Yesterday afternoon I attended another great Xconomy Forum on the future of biotech. (These guys do a great job, both in the newsletters, which I recommend highly, and in the forums they put on. They have unparalleled access to key thought leaders and industry executives, and their editorial commentary is always insightful and spot-on.) In the fireside discussion with Wally Gilbert and George Church, which was moderated by Jim Collins, the discussion migrated quickly to a focus on personalized medicine – a buzzword that, like pharmacogenomics, has been around for a while, stimulates much discussion, but has yet to be proven out as a commercial success. The notion that we can analyze a cheek swab and determine which therapeutic and at which dose is the appropriate one for your condition has an alluring appeal, but in my mind, it remains to be seen how to commercialize the concept.
Wally pointed out one of the problems with the concept that has been circling for some time – the presumed lack of interest of big pharma. The notion here is that a system to identify which patients will respond best to a particular drug would be anathema to an organization seeking to promote its product to the widest population possible.
When I was doing business development at Athena Diagnostics, we thought, back in the 90s before this dialogue had become as common as it now is, that we were very clever in thinking that big pharma might help us further monetize our enormous patent estate by recognizing the value we had in exclusive rights to disease markers. I am fond of saying that we were kicked out of every decent drug company in America. The problem is that when you go in to explain that you have rights to patents that can identify patients with disease, the clever drug company product managers lean over the table and say: “Let me get this straight. You have a way for me to reduce my market share?” We were quickly shown the door.
For some time, I’ve been saying that this creates an opportunity for enterprising biotech entrepreneurs. Let’s consider diseases with a clear hereditary component, but complex (non-Mendelian) inheritance, like diabetes or MS. I predict that we will find sub-populations, based on haplotypes or other genetic markers that are stratified into responder/non-responder and dosage classes. I further predict that each individual class will not be of interest to big pharma as a therapeutic development program since they need comparatively enormous revenue estimates to even get their attention. However, a $100M drug is a perfectly respectable target for a small biotech startup. Fast forward, and now there are ten small biotechs, each with a $100M product for a small subset of an enormous patient population, and together they cover 75% of the pie. Now you have the attention of big pharma. A single company that could acquire all of those technologies would own the market, and would be able to detail all ten products to their call points with a single sales force.

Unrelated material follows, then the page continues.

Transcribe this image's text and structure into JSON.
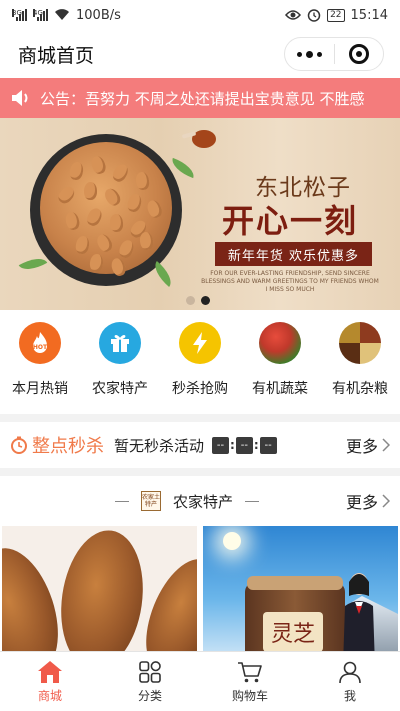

Personalization is one of those things like pornography. The Supreme Court effectively ruled that they couldn’t define what pornography was, but they knew it when they saw it. Similarly, everyone likes the idea that we will go to the doctor and he/she will (painlessly) analyze some aspect of our biology and prescribe a “cure” with no side effects. I like the idea too, but it’s going to be a while before ten startups figure out how to stratify the diabetes market and capitalize on their effort.